I would think most who follow the practice would concur, in the main. Catechetical preaching generally governs the choice of the text but the sermon is still from the text, not the catechism.

I know it's heresy for an old school Presbyterian, but I appreciate the practice (what will I do next, plant tulips and start talking about sphere sovereignty?). In my opinion it works best when there are two services with the other service being _lectio continua, _but it's another way of ensuring that the whole counsel of God's word is expounded from the pulpit rather than risk a minister sticking to his comfort zone or hobby horses. It's amazing to me how some preachers can turn every passage in an entire book of the Bible into a sermon on evangelism, for instance. If we allow for topical preaching in any respect, then it seems difficult to beat the catechisms of the church as a as a basis for selecting topics.


----------



## Guido's Brother (Feb 14, 2018)

TheOldCourse said:


> I would think most who follow the practice would concur, in the main. Catechetical preaching generally governs the choice of the text but the sermon is still from the text, not the catechism.

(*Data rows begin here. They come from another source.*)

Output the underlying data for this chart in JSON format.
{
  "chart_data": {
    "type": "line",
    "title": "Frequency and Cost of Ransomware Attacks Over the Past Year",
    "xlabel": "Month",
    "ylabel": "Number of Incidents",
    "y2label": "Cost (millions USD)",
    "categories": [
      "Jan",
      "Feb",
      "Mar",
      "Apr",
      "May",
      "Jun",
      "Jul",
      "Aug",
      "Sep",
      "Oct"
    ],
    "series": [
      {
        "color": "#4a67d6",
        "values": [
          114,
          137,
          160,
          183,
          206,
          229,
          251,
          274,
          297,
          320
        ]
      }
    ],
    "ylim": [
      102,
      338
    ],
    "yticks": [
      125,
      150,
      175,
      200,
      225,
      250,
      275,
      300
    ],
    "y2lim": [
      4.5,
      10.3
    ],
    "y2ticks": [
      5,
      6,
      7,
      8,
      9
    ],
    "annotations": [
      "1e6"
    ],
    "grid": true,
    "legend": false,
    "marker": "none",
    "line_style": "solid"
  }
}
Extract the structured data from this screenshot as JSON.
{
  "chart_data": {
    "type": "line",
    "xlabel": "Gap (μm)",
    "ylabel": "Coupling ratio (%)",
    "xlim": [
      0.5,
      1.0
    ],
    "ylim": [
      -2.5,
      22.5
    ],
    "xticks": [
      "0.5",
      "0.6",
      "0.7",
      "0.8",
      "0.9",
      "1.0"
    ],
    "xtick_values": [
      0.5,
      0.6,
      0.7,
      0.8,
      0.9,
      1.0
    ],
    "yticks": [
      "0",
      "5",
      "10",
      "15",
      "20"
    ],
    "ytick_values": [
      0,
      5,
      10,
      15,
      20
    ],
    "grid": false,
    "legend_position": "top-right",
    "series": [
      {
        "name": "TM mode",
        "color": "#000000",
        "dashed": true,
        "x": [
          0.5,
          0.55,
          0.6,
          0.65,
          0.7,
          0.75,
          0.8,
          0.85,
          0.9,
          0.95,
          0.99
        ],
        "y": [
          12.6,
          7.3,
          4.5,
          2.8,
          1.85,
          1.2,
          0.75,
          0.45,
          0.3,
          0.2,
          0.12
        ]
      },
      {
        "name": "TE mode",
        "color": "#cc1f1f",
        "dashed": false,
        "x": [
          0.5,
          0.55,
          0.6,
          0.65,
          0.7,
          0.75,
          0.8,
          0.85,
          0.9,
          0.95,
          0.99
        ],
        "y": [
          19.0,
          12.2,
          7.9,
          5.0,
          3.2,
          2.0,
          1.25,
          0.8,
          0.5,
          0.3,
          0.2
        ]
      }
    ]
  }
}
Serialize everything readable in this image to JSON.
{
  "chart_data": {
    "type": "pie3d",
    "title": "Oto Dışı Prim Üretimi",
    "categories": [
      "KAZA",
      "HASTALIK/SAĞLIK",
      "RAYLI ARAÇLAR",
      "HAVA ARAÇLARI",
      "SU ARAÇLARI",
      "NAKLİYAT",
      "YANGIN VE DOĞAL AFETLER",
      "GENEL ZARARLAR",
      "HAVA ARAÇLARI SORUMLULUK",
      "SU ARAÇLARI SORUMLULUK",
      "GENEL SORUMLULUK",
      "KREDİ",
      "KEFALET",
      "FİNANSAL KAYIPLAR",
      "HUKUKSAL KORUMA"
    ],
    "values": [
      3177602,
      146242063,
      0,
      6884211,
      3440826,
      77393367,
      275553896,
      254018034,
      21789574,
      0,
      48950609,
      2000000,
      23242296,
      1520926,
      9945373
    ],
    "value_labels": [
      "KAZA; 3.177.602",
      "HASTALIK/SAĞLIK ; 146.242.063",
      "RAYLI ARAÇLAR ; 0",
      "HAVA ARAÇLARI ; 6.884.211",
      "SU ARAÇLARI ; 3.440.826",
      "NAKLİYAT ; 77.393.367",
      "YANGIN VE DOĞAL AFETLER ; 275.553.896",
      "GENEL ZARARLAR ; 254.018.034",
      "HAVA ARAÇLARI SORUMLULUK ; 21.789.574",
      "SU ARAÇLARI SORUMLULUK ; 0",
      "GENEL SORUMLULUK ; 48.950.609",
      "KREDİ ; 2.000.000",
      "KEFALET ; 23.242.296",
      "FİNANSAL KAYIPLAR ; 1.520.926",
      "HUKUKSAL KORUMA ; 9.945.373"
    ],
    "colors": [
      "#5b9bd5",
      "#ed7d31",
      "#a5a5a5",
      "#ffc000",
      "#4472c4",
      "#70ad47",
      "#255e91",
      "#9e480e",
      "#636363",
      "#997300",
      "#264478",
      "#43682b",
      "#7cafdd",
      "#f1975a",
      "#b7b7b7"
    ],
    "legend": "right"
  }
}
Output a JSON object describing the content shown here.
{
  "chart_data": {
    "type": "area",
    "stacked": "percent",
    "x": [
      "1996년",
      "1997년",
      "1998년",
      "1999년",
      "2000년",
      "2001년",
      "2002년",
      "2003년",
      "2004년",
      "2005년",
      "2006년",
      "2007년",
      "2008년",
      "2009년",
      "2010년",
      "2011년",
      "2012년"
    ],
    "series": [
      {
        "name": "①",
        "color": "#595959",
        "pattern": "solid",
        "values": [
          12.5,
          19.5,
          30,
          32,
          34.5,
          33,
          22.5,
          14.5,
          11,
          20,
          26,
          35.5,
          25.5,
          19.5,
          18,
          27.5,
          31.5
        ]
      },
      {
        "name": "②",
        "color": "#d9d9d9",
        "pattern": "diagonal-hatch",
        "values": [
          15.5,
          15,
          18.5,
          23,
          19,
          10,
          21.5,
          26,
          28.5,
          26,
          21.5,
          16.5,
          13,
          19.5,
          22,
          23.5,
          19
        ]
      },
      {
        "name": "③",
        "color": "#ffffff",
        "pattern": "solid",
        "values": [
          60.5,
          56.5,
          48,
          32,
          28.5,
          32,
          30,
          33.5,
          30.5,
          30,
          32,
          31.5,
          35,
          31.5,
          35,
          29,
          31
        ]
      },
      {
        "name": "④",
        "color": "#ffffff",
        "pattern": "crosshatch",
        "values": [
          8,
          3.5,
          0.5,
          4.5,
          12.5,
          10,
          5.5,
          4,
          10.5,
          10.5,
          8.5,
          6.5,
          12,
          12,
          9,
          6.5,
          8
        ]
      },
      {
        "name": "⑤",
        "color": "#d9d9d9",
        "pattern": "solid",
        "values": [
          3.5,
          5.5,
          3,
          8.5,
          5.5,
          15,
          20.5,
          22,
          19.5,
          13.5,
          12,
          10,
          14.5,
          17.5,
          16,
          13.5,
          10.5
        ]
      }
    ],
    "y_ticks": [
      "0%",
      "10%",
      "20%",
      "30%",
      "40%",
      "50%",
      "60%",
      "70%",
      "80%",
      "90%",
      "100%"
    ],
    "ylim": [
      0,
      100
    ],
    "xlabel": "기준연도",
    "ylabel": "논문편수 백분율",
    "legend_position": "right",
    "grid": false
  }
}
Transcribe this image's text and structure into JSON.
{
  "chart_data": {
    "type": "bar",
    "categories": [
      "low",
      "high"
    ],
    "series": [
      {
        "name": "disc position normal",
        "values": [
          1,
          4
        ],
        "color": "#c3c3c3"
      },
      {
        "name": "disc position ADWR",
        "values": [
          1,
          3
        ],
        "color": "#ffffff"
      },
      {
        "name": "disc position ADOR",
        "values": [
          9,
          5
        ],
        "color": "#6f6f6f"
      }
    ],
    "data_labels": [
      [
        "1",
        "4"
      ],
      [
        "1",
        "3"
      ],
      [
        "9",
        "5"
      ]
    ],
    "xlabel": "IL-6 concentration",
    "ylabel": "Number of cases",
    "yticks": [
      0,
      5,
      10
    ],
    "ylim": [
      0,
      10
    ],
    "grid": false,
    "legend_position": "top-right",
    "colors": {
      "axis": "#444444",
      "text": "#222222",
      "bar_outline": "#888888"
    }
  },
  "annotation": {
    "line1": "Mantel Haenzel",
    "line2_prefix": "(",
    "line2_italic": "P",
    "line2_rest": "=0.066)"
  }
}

That's exactly right. Dr. Jason VanVliet explained that we should think of it in terms of nouns, verbs, and adverbs:

The *nouns* are the same — if done properly, in both instances our subject material is the *Word of God*.

The *verbs* are the same — if done properly, in both instances we are *preaching* the Word of God.

The *adverbs* are different — in the first instance we are preaching from a single text of Scripture (in what I would call an *expository* manner); in the second instance we are preaching *catechetically* from a broader range of God’s revelation in Scripture.

I think that's a helpful way to frame the discussion. It's not the Catechism versus the Word of God. It's just different ways of preaching the one Word of God.

Reactions: Like 3


----------



## KMK (Feb 15, 2018)

Guido's Brother said:


> But in some respects, catechism preaching can also be like preaching a text of Scripture.





TheOldCourse said:


> I would think most who follow the practice would concur, in the main. Catechetical preaching generally governs the choice of the text but the sermon is still from the text, not the catechism.



I agree. See Boston's works Vol 1 and 2 for a great example of this. 

A preacher who is immersed in the Reformed Standards is going to naturally sound catechetical. The language of the standards and their proof texts just flow off of his tongue. That doesn't mean that he preaching from the catechism.


----------